|You know you want it. Buy it. Now.|
Now. Add to that Rick Yancey's 12-year-old monstrumologist's assistant, Will Henry. Arcane sciences. Stilted passions. A rising dread, cloying shadows. A khorkhoi. The Victorian sensibility and its delicious, shivery blend of horror. Ohhhh...
In it arises the most gleefully ghoulish depravity. A shambling monster with a lisp. DUDES. IT LISPS. As it tears out your eyes. As its fangs rend the tender flesh of your heart with an exquisite pop. This glorious juxtaposition of the Victorian with the macabre drives, absolutely drives, Rick Yancey's THE CURSE OF THE WENDIGO.

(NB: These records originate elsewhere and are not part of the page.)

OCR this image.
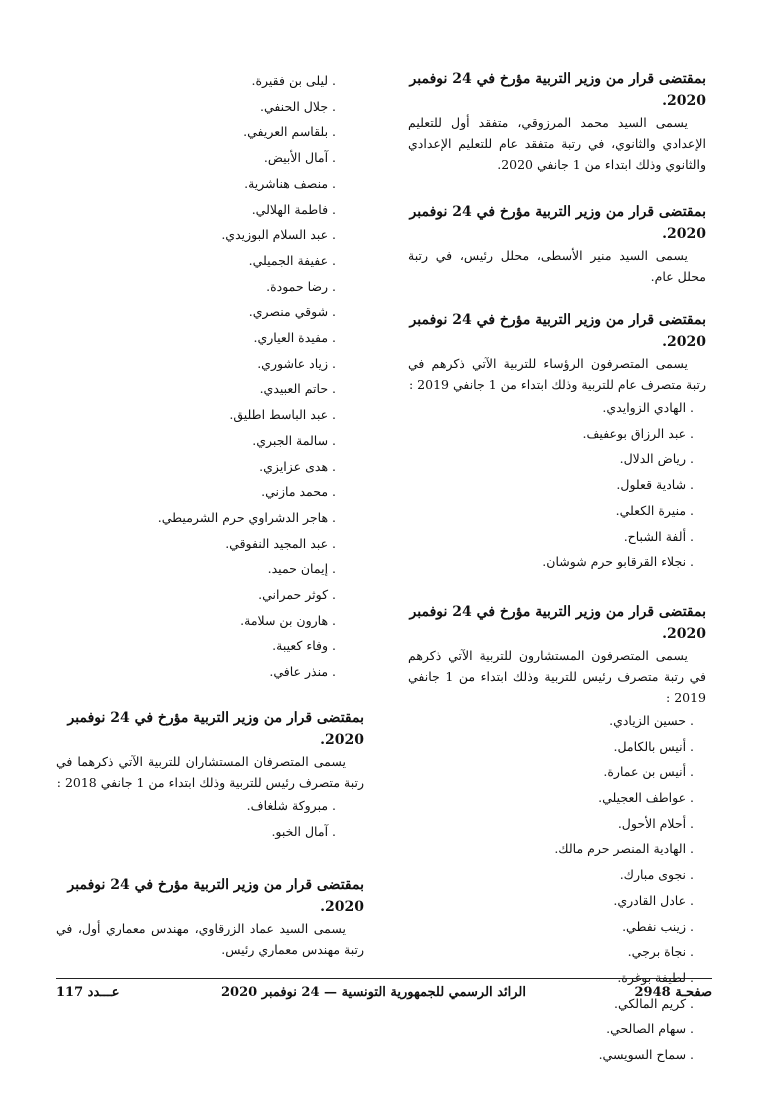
بمقتضى قرار من وزير التربية مؤرخ في 24 نوفمبر 2020.

يسمى السيد محمد المرزوقي، متفقد أول للتعليم الإعدادي والثانوي، في رتبة متفقد عام للتعليم الإعدادي والثانوي وذلك ابتداء من 1 جانفي 2020.

بمقتضى قرار من وزير التربية مؤرخ في 24 نوفمبر 2020.

يسمى السيد منير الأسطى، محلل رئيس، في رتبة محلل عام.

بمقتضى قرار من وزير التربية مؤرخ في 24 نوفمبر 2020.

يسمى المتصرفون الرؤساء للتربية الآتي ذكرهم في رتبة متصرف عام للتربية وذلك ابتداء من 1 جانفي 2019 :

. الهادي الزوايدي.
. عبد الرزاق بوعفيف.
. رياض الدلال.
. شادية قعلول.
. منيرة الكعلي.
. ألفة الشباح.
. نجلاء القرقابو حرم شوشان.

بمقتضى قرار من وزير التربية مؤرخ في 24 نوفمبر 2020.

يسمى المتصرفون المستشارون للتربية الآتي ذكرهم في رتبة متصرف رئيس للتربية وذلك ابتداء من 1 جانفي 2019 :

. حسين الزيادي.
. أنيس بالكامل.
. أنيس بن عمارة.
. عواطف العجيلي.
. أحلام الأحول.
. الهادية المنصر حرم مالك.
. نجوى مبارك.
. عادل القادري.
. زينب نفطي.
. نجاة برجي.
. لطيفة بوغرة.
. كريم المالكي.
. سهام الصالحي.
. سماح السويسي.
. ليلى بن فقيرة.
. جلال الحنفي.
. بلقاسم العريفي.
. آمال الأبيض.
. منصف هناشرية.
. فاطمة الهلالي.
. عبد السلام البوزيدي.
. عفيفة الجميلي.
. رضا حمودة.
. شوقي منصري.
. مفيدة العياري.
. زياد عاشوري.
. حاتم العبيدي.
. عبد الباسط اطليق.
. سالمة الجبري.
. هدى عزايزي.
. محمد مازني.
. هاجر الدشراوي حرم الشرميطي.
. عبد المجيد النفوقي.
. إيمان حميد.
. كوثر حمراني.
. هارون بن سلامة.
. وفاء كعيبة.
. منذر عافي.

بمقتضى قرار من وزير التربية مؤرخ في 24 نوفمبر 2020.

يسمى المتصرفان المستشاران للتربية الآتي ذكرهما في رتبة متصرف رئيس للتربية وذلك ابتداء من 1 جانفي 2018 :

. مبروكة شلغاف.
. آمال الخبو.

بمقتضى قرار من وزير التربية مؤرخ في 24 نوفمبر 2020.

يسمى السيد عماد الزرقاوي، مهندس معماري أول، في رتبة مهندس معماري رئيس.

صفحـة 2948
الرائد الرسمي للجمهورية التونسية — 24 نوفمبر 2020
عـــدد 117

Finished it yesterday. And I put it down with a sigh, mentally licking my fingers as I polished it off. Gorgeous. Universally-themed. With breathtaking writing. A marvelously complicated, aging monstrumologist. "Snap to, Will Henry!" And that achingly lovely, desperately doubting Will Henry himself. If you haven't read the Printz Award-winning THE MONSTRUMOLOGIST, go get it, read it. Now. I'm waiting. Done? Good. Now get THE CURSE OF THE WENDIGO (a finalist for the LA Times Book Prize).
Me? I'm anxiously awaiting Yancey's upcoming THE ISLE OF BLOOD, the next in the series. Awaiting it like a valet awaits your dripping gloves as you peel them off, stamping the dirty snow from your boots. Awaiting it like the butler waits for you to accept a freshly-ironed newspaper and repair to the drawing room. Awaiting it like you wait, frozen in place, head cocked, for that strange sound from the hall to identify itself.
"Jennings?" you murmur, but the butler has disappeared. Your valet has already removed your valise and has vanished up the servant's stair. Behind you, the tufted shadows distort the narrow hall and the house rears up, long and black, around you.
There it is again. That sound. A scratching? No--what is that damnable noise? And where has everyone gone? Taking up the lamp, you peer into the clouded gloom of the stairwell. You square your shoulders, try to ignore the palsied dancing of your nerves, and descend, step by groaning step, into the blackness. "Jennings?" you call again. This time, something answers. With befouled breath, reeking of the grave, into the coarse whiskers of your mutton chops. There is something on the stair. Behind you.
Ahhhhhh.....oh my god. 19th-century horror. YA. With a twist. I love you, Rick Yancey.